One of her poems was about the day that Martin Luther King died. She recalls that she was sent home from third grade because of the tragedy.

"His name was Martin / Sweet li'l black child / And he helped you today / Live a different lifestyle," her mother told her.

For the past 10 years, Adelene has been giving limited performances: with Jean Pierre Makosso for Black History month and in the recent play by Robert MacDonald, The Writer. But this seems to be her breakthrough year. She's also self-published a book, You Have Reached Adelene da soul poet, that will be available for $17 at her gigs and through her website: www.adelenedasoulpoet.com. The poems have not been prettied by an editor; they are written in her natural idiomatic speech. She intends the book to appeal to all ages and types of people, for example, to a teenager driving his first car: "Hey g g-man / you got somewhere to go / you make sure you get there / you take it slow." Another poem shows solidarity with middle aged sisters - it's entitled The Night Sweat.
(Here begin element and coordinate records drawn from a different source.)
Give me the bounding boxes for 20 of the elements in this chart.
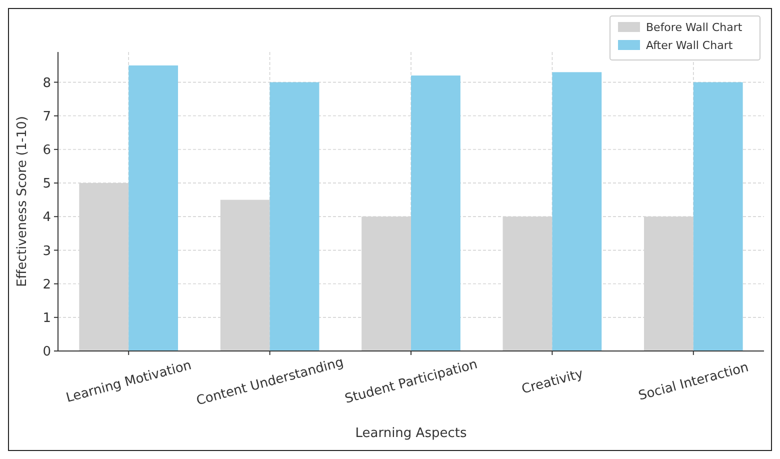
y-tick-label: 3 [42, 244, 51, 259]
bar [128, 65, 178, 351]
x-axis-title: Learning Aspects [355, 426, 467, 441]
legend-label: After Wall Chart [646, 38, 734, 52]
bar [411, 76, 460, 351]
bar [693, 82, 743, 351]
bar [270, 82, 320, 351]
y-tick-label: 2 [42, 277, 51, 292]
y-axis-title: Effectiveness Score (1-10) [15, 116, 30, 287]
y-tick-label: 4 [42, 210, 51, 226]
legend-label: Before Wall Chart [646, 20, 743, 34]
bar [552, 72, 602, 351]
bar [502, 216, 552, 351]
y-tick-label: 7 [42, 109, 51, 124]
y-tick-label: 0 [42, 344, 51, 360]
y-tick-label: 8 [42, 76, 51, 91]
y-tick-label: 5 [42, 176, 51, 192]
y-tick-label: 1 [42, 310, 51, 326]
y-tick-label: 6 [42, 142, 51, 158]
x-tick-label: Creativity [520, 366, 586, 398]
Hearing poetry read aloud with the passion of the poet makes a difference. At the Poetry Café, Ross Harry read his own work mostly about his family; Graham Walker entertained with a few verses from his children's book; and Sheila Weaver read a poem by her mother about London in 1940 followed by her own penned response to it years later. Martha Royea spoke her poetry in exquisitely chosen words that also explored large themes. Susan Telfer read from her book, House Beneath, and asked the audience to look out for other evenings of poetry coming soon from the Gibsons Live Poets Society.

Adelene is appearing again on Sunday, Feb. 20, at 7 p.m. at Benjamin's Restaurant in Gibsons, along with actor David Short and pianist Ken Dalgleish. All are welcome - poet or not.